Written by Sean McKean, Edited by Sharifah Zaqreeztrina

Credit: Motorsport Images

When we think of Formula 1 world champions, we typically expect the best out of these drivers season after season. Even so, some drivers may not fulfill expectations only a year after being on top of the world. Take Lewis Hamilton for example, who went from winning the title in 2008 to only achieving two wins, five podiums, and a fifth-place points finish in 2009. However, “only two wins” is something 1979 World Champion Jody Scheckter would have loved to achieve in his title-defending 1980 season.

The 1979 Season

Coming off of a Lotus and Mario Andretti-dominated 1978 season, fans and drivers alike were awaiting a refresher for 1979. No one quite expected the parity and unpredictability to come their way, however.

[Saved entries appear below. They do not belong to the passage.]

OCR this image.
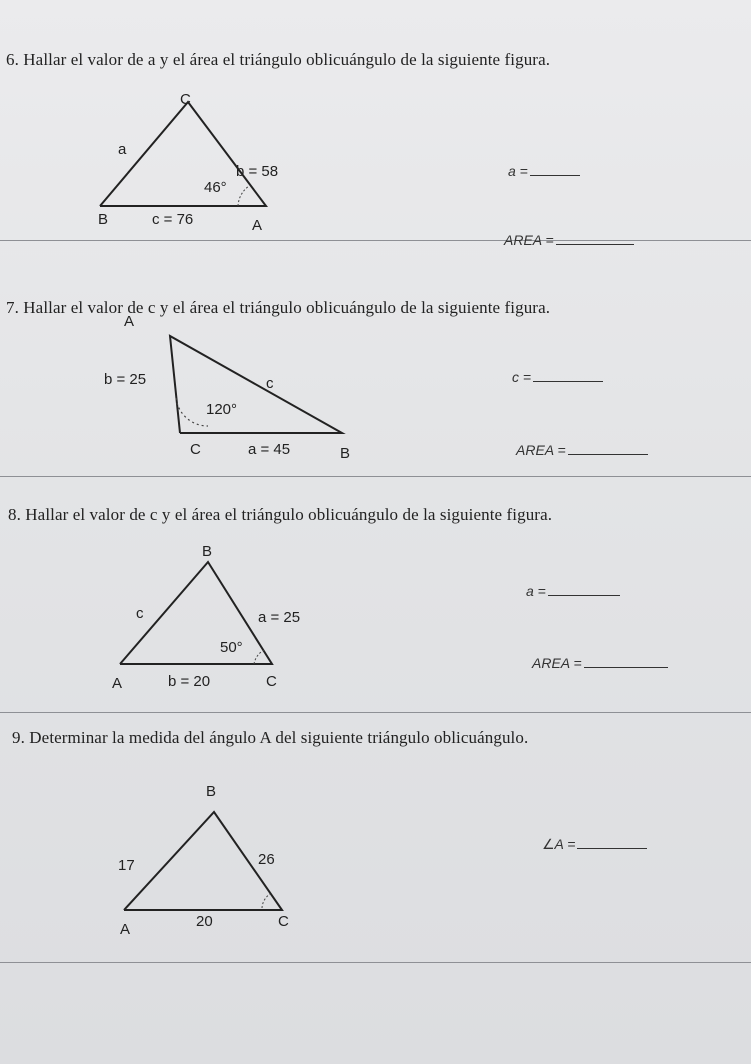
6. Hallar el valor de a y el área el triángulo oblicuángulo de la siguiente figura.
C
a
b = 58
46°
c = 76
B	A
a =
AREA =
7. Hallar el valor de c y el área el triángulo oblicuángulo de la siguiente figura.
A
b = 25	c
120°
a = 45
C	B
c =
AREA =
8. Hallar el valor de c y el área el triángulo oblicuángulo de la siguiente figura.
B
c	a = 25
50°
b = 20
A	C
a =
AREA =
9. Determinar la medida del ángulo A del siguiente triángulo oblicuángulo.
B
17	26
20
A	C
∠A =
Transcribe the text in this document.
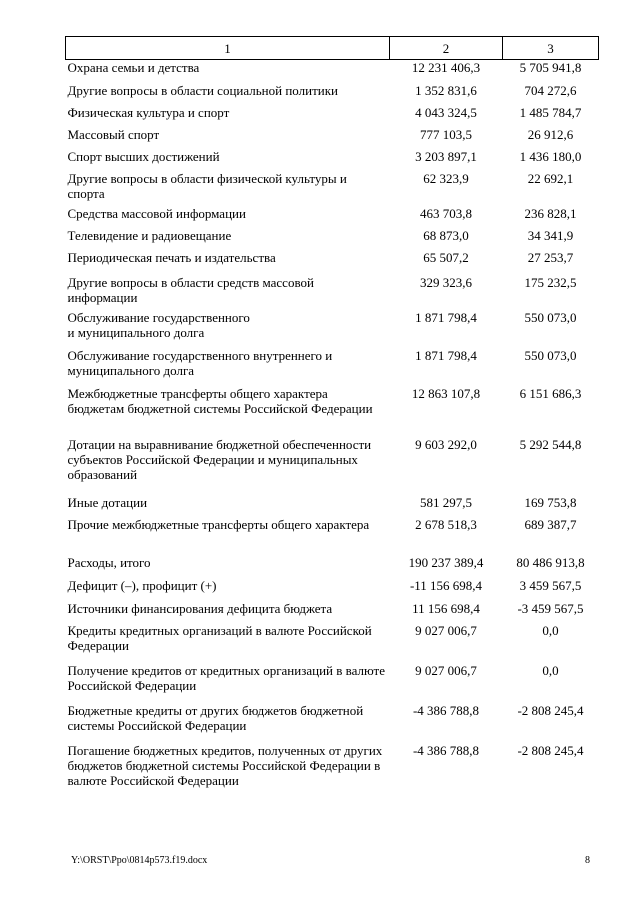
1	2	3
Охрана семьи и детства	12 231 406,3	5 705 941,8
Другие вопросы в области социальной политики	1 352 831,6	704 272,6
Физическая культура и спорт	4 043 324,5	1 485 784,7
Массовый спорт	777 103,5	26 912,6
Спорт высших достижений	3 203 897,1	1 436 180,0
Другие вопросы в области физической культуры и спорта	62 323,9	22 692,1
Средства массовой информации	463 703,8	236 828,1
Телевидение и радиовещание	68 873,0	34 341,9
Периодическая печать и издательства	65 507,2	27 253,7
Другие вопросы в области средств массовой информации	329 323,6	175 232,5
Обслуживание государственного
и муниципального долга	1 871 798,4	550 073,0
Обслуживание государственного внутреннего и муниципального долга	1 871 798,4	550 073,0
Межбюджетные трансферты общего характера бюджетам бюджетной системы Российской Федерации	12 863 107,8	6 151 686,3
Дотации на выравнивание бюджетной обеспеченности субъектов Российской Федерации и муниципальных образований	9 603 292,0	5 292 544,8
Иные дотации	581 297,5	169 753,8
Прочие межбюджетные трансферты общего характера	2 678 518,3	689 387,7
Расходы, итого	190 237 389,4	80 486 913,8
Дефицит (–), профицит (+)	-11 156 698,4	3 459 567,5
Источники финансирования дефицита бюджета	11 156 698,4	-3 459 567,5
Кредиты кредитных организаций в валюте Российской Федерации	9 027 006,7	0,0
Получение кредитов от кредитных организаций в валюте Российской Федерации	9 027 006,7	0,0
Бюджетные кредиты от других бюджетов бюджетной системы Российской Федерации	-4 386 788,8	-2 808 245,4
Погашение бюджетных кредитов, полученных от других бюджетов бюджетной системы Российской Федерации в валюте Российской Федерации	-4 386 788,8	-2 808 245,4
Y:\ORST\Ppo\0814p573.f19.docx	8
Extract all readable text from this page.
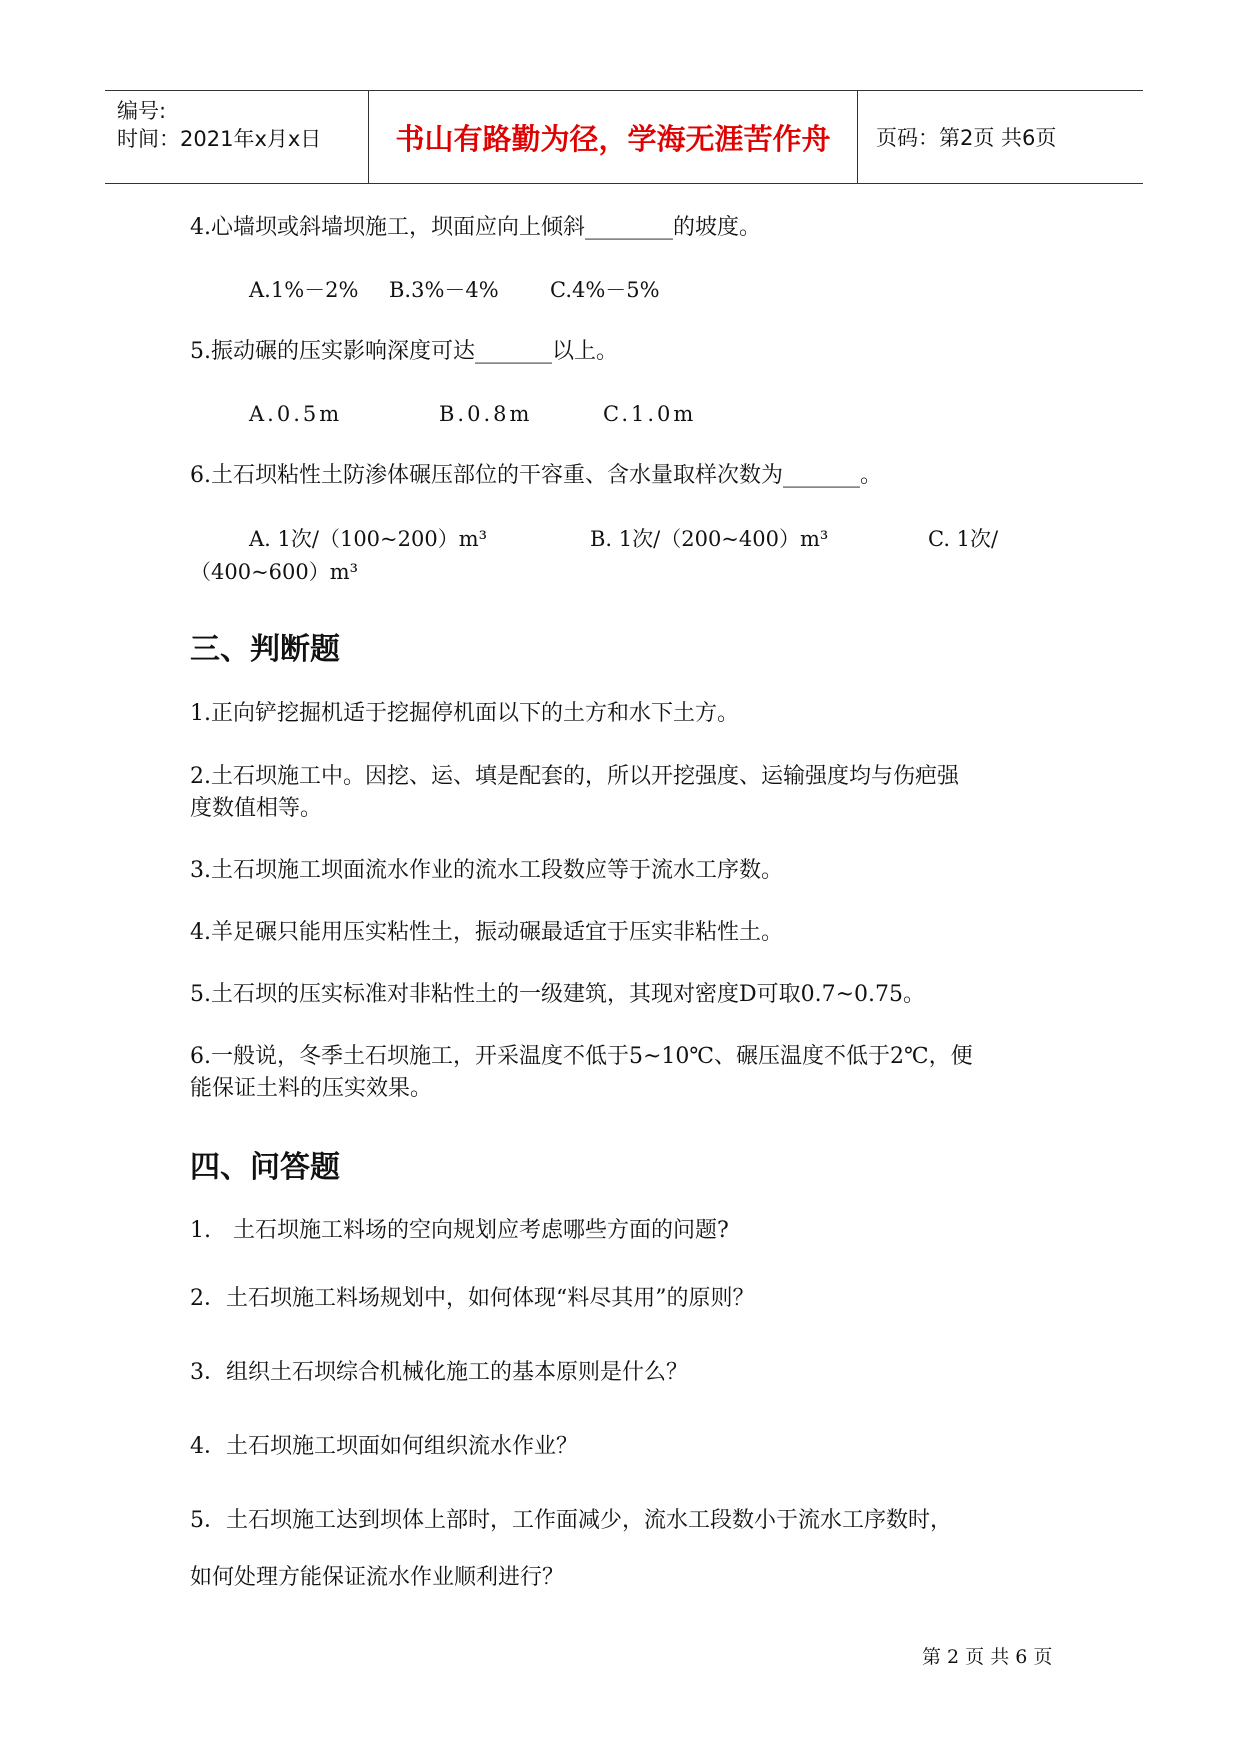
编号:
时间：2021年x月x日	书山有路勤为径，学海无涯苦作舟	页码：第2页 共6页
4.心墙坝或斜墙坝施工，坝面应向上倾斜________的坡度。
A.1%－2% B.3%－4% C.4%－5%
5.振动碾的压实影响深度可达_______以上。
A.0.5m	B.0.8m	C.1.0m
6.土石坝粘性土防渗体碾压部位的干容重、含水量取样次数为_______。
A. 1次/（100~200）m³	B. 1次/（200~400）m³	C. 1次/
（400~600）m³
三、判断题
1.正向铲挖掘机适于挖掘停机面以下的土方和水下土方。
2.土石坝施工中。因挖、运、填是配套的，所以开挖强度、运输强度均与伤疤强
度数值相等。
3.土石坝施工坝面流水作业的流水工段数应等于流水工序数。
4.羊足碾只能用压实粘性土，振动碾最适宜于压实非粘性土。
5.土石坝的压实标准对非粘性土的一级建筑，其现对密度D可取0.7~0.75。
6.一般说，冬季土石坝施工，开采温度不低于5~10℃、碾压温度不低于2℃，便
能保证土料的压实效果。
四、问答题
1.　土石坝施工料场的空向规划应考虑哪些方面的问题?
2．土石坝施工料场规划中，如何体现“料尽其用”的原则？
3．组织土石坝综合机械化施工的基本原则是什么？
4．土石坝施工坝面如何组织流水作业？
5．土石坝施工达到坝体上部时，工作面减少，流水工段数小于流水工序数时，
如何处理方能保证流水作业顺利进行？
第 2 页 共 6 页
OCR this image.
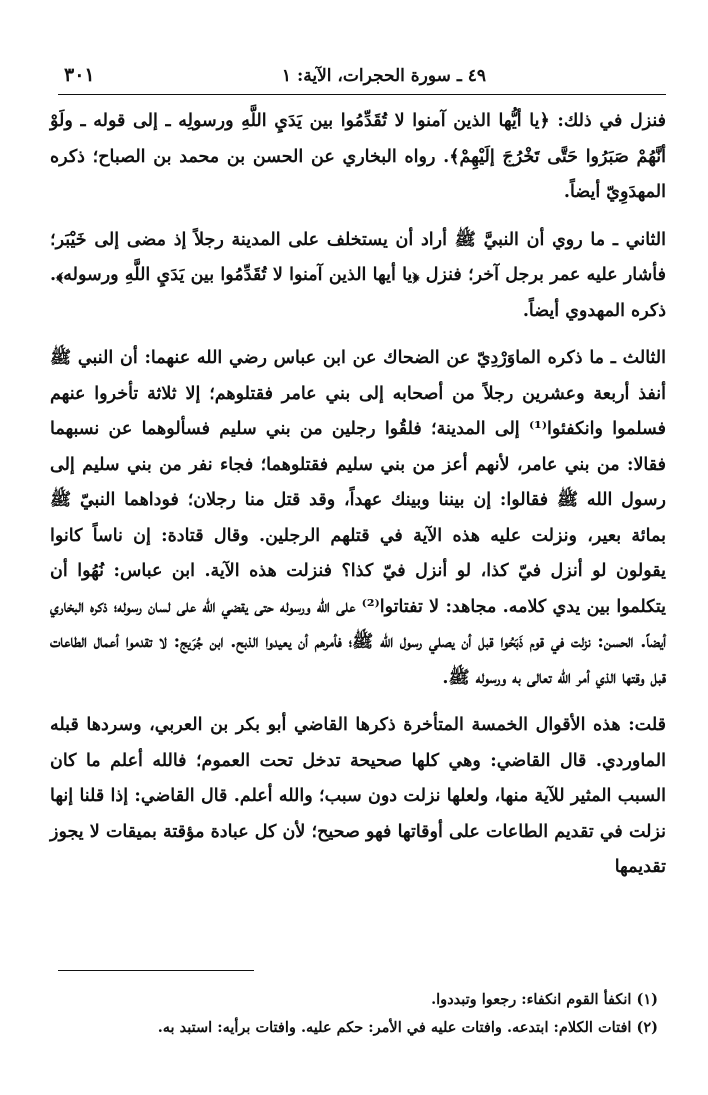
٤٩ ـ سورة الحجرات، الآية: ١
٣٠١

فنزل في ذلك: ﴿يا أيُّها الذين آمنوا لا تُقَدِّمُوا بين يَدَيِ اللَّهِ ورسولِه ـ إلى قوله ـ ولَوْ أنَّهُمْ صَبَرُوا حَتَّى تَخْرُجَ إلَيْهِمْ﴾. رواه البخاري عن الحسن بن محمد بن الصباح؛ ذكره المهدَوِيّ أيضاً.

الثاني ـ ما روي أن النبيَّ ﷺ أراد أن يستخلف على المدينة رجلاً إذ مضى إلى خَيْبَر؛ فأشار عليه عمر برجل آخر؛ فنزل ﴿يا أيها الذين آمنوا لا تُقَدِّمُوا بين يَدَيِ اللَّهِ ورسوله﴾. ذكره المهدوي أيضاً.

الثالث ـ ما ذكره الماوَرْدِيّ عن الضحاك عن ابن عباس رضي الله عنهما: أن النبي ﷺ أنفذ أربعة وعشرين رجلاً من أصحابه إلى بني عامر فقتلوهم؛ إلا ثلاثة تأخروا عنهم فسلموا وانكفئوا⁽¹⁾ إلى المدينة؛ فلقُوا رجلين من بني سليم فسألوهما عن نسبهما فقالا: من بني عامر، لأنهم أعز من بني سليم فقتلوهما؛ فجاء نفر من بني سليم إلى رسول الله ﷺ فقالوا: إن بيننا وبينك عهداً، وقد قتل منا رجلان؛ فوداهما النبيّ ﷺ بمائة بعير، ونزلت عليه هذه الآية في قتلهم الرجلين. وقال قتادة: إن ناساً كانوا يقولون لو أنزل فيّ كذا، لو أنزل فيّ كذا؟ فنزلت هذه الآية. ابن عباس: نُهُوا أن يتكلموا بين يدي كلامه. مجاهد: لا تفتاتوا⁽²⁾ على الله ورسوله حتى يقضي الله على لسان رسوله؛ ذكره البخاري أيضاً. الحسن: نزلت في قوم ذَبَحُوا قبل أن يصلي رسول الله ﷺ؛ فأمرهم أن يعيدوا الذبح. ابن جُرَيج: لا تقدموا أعمال الطاعات قبل وقتها الذي أمر الله تعالى به ورسوله ﷺ.

قلت: هذه الأقوال الخمسة المتأخرة ذكرها القاضي أبو بكر بن العربي، وسردها قبله الماوردي. قال القاضي: وهي كلها صحيحة تدخل تحت العموم؛ فالله أعلم ما كان السبب المثير للآية منها، ولعلها نزلت دون سبب؛ والله أعلم. قال القاضي: إذا قلنا إنها نزلت في تقديم الطاعات على أوقاتها فهو صحيح؛ لأن كل عبادة مؤقتة بميقات لا يجوز تقديمها

(١) انكفأ القوم انكفاء: رجعوا وتبددوا.

(٢) افتات الكلام: ابتدعه. وافتات عليه في الأمر: حكم عليه. وافتات برأيه: استبد به.
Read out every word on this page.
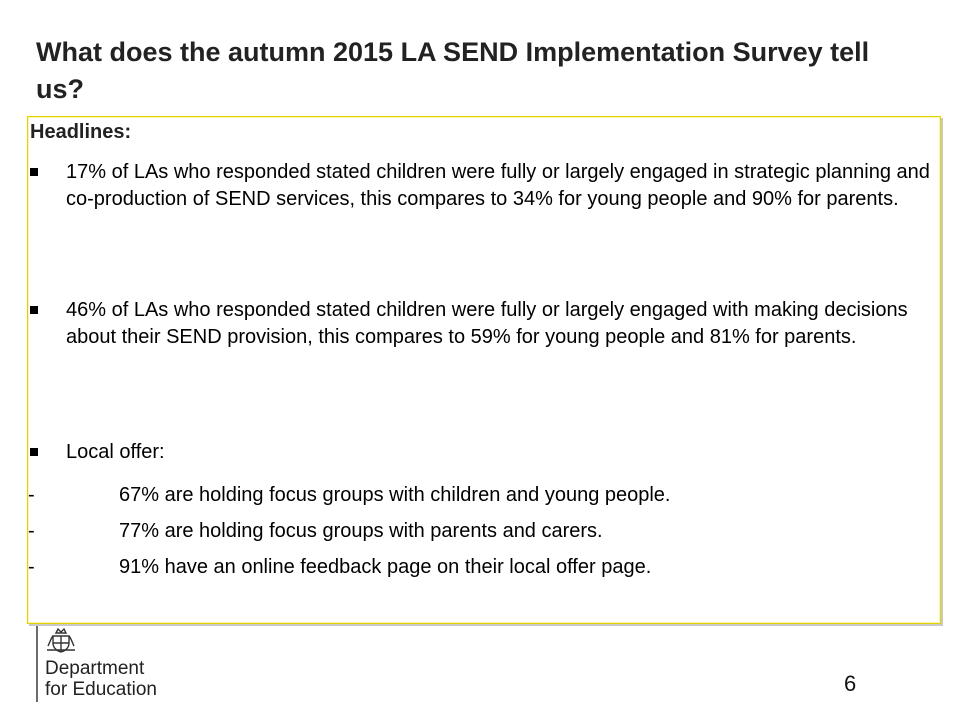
What does the autumn 2015 LA SEND Implementation Survey tell us?

Headlines:

17% of LAs who responded stated children were fully or largely engaged in strategic planning and co-production of SEND services, this compares to 34% for young people and 90% for parents.
46% of LAs who responded stated children were fully or largely engaged with making decisions about their SEND provision, this compares to 59% for young people and 81% for parents.
Local offer:
-	67% are holding focus groups with children and young people.
-	77% are holding focus groups with parents and carers.
-	91% have an online feedback page on their local offer page.

Department
for Education	6
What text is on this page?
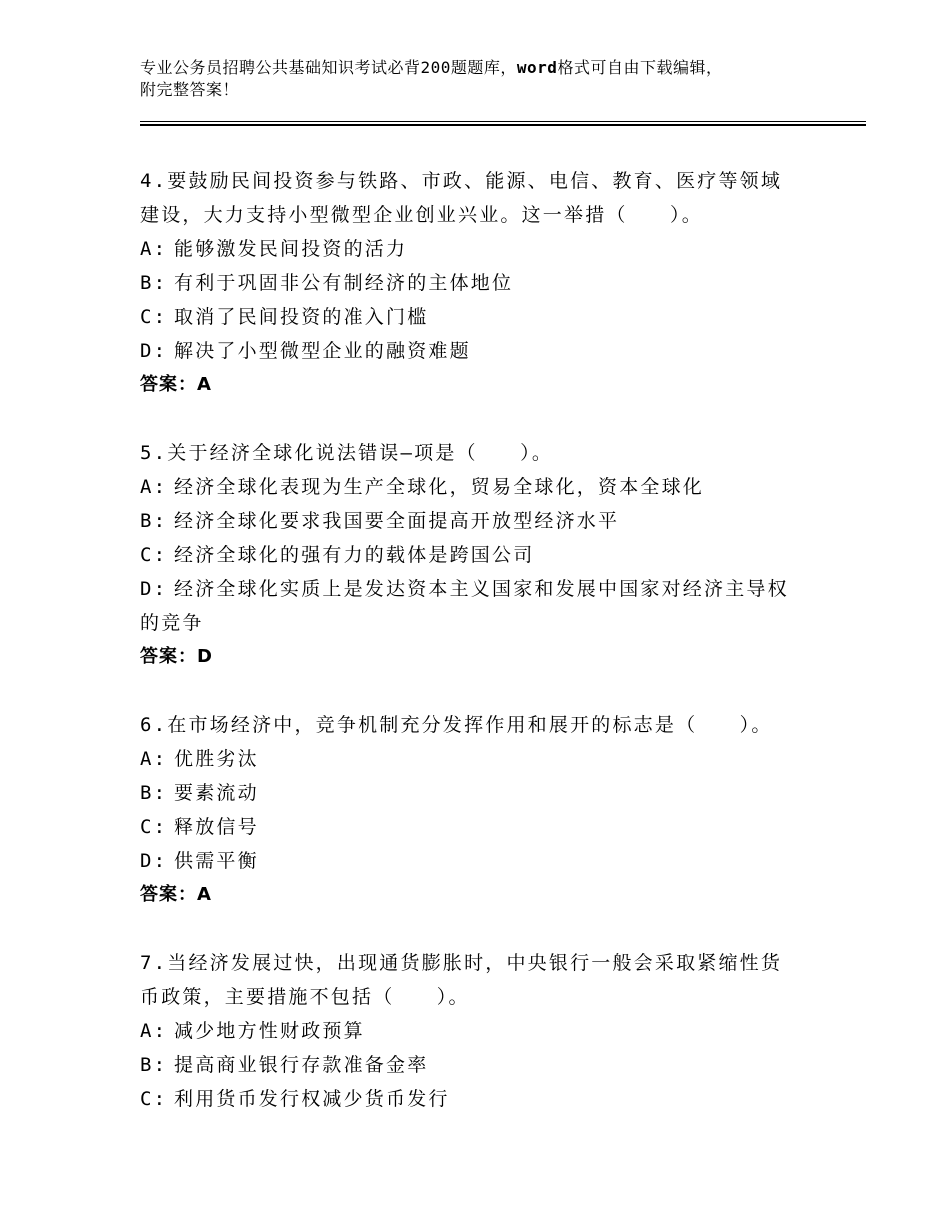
专业公务员招聘公共基础知识考试必背200题题库，word格式可自由下载编辑，
附完整答案！
4.要鼓励民间投资参与铁路、市政、能源、电信、教育、医疗等领域
建设，大力支持小型微型企业创业兴业。这一举措（　　）。
A: 能够激发民间投资的活力
B: 有利于巩固非公有制经济的主体地位
C: 取消了民间投资的准入门槛
D: 解决了小型微型企业的融资难题
答案：A
5.关于经济全球化说法错误—项是（　　）。
A: 经济全球化表现为生产全球化，贸易全球化，资本全球化
B: 经济全球化要求我国要全面提高开放型经济水平
C: 经济全球化的强有力的载体是跨国公司
D: 经济全球化实质上是发达资本主义国家和发展中国家对经济主导权
的竞争
答案：D
6.在市场经济中，竞争机制充分发挥作用和展开的标志是（　　）。
A: 优胜劣汰
B: 要素流动
C: 释放信号
D: 供需平衡
答案：A
7.当经济发展过快，出现通货膨胀时，中央银行一般会采取紧缩性货
币政策，主要措施不包括（　　）。
A: 减少地方性财政预算
B: 提高商业银行存款准备金率
C: 利用货币发行权减少货币发行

The season started off with Ligier’s Jacques Laffite winning the opening two rounds. Given that his primary rivals did poorly to open the season, Ferrari’s Gilles Villeneuve and Williams’ Alan Jones, Laffite was assumed to have had an insurmountable gap by round three, but it is very wrong to assume in a sport like Formula 1. Villeneuve would respond by winning rounds four and five with Jones taking a podium.

However, the control soon shifted to the other side of the Ferrari garage to Jody Scheckter. Under everyone’s noses, he scored points in every single race so far and ended up winning a pair of back-to-back races for himself at Belgium and Monaco. Jones tried as he might to catch the South African, even winning three races in a row from Germany to Zandvoort, but Scheckter’s consistency would be unmatched.

Credit: Formula 1 Art & Genius

Despite Jones and Villeneuve’s best efforts, Jody Scheckter would be crowned the 1979 Formula 1 World Champion two rounds early in Ferrari’s home Grand Prix in Monza. To the rejoicing of the tifosi, Ferrari finally got to witness one of their own win the championship on home soil for the first time in forever.

This high would only last for so long, and it came crashing down sooner than expected.

The 1980 Nightmare

There’s not much to write home about regarding highlights of Scheckter’s 1980 season. At that time, Scheckter started off poorly and ended poorly, only scoring two points over the course of the full season, and even failing to qualify for a race in Canada.

What was to blame for such a poor season? Well, Ferrari. Yes, the common fan may think Ferrari finishing eighth is terrible now, but back in 1980, Ferrari was a mess. Following 1979, there were major shifts in management, and the Italian favourites did not cope well with the change.

And as expected, the results suffered. While Scheckter only managed to score two points over the season with a P19 points finish, even Gilles Villeneuve’s magic couldn’t drag any results out of the 1980 car. Over the course of the season, Villeneuve managed to score six points and finish P14 in the drivers’ standings, amassing a grand total of eight points for a tenth-place constructors’ finish.

It was after 1980 that Jody Scheckter decided to call it quits on Formula 1, and given how little words can sum up how terrible that season was, who can blame him?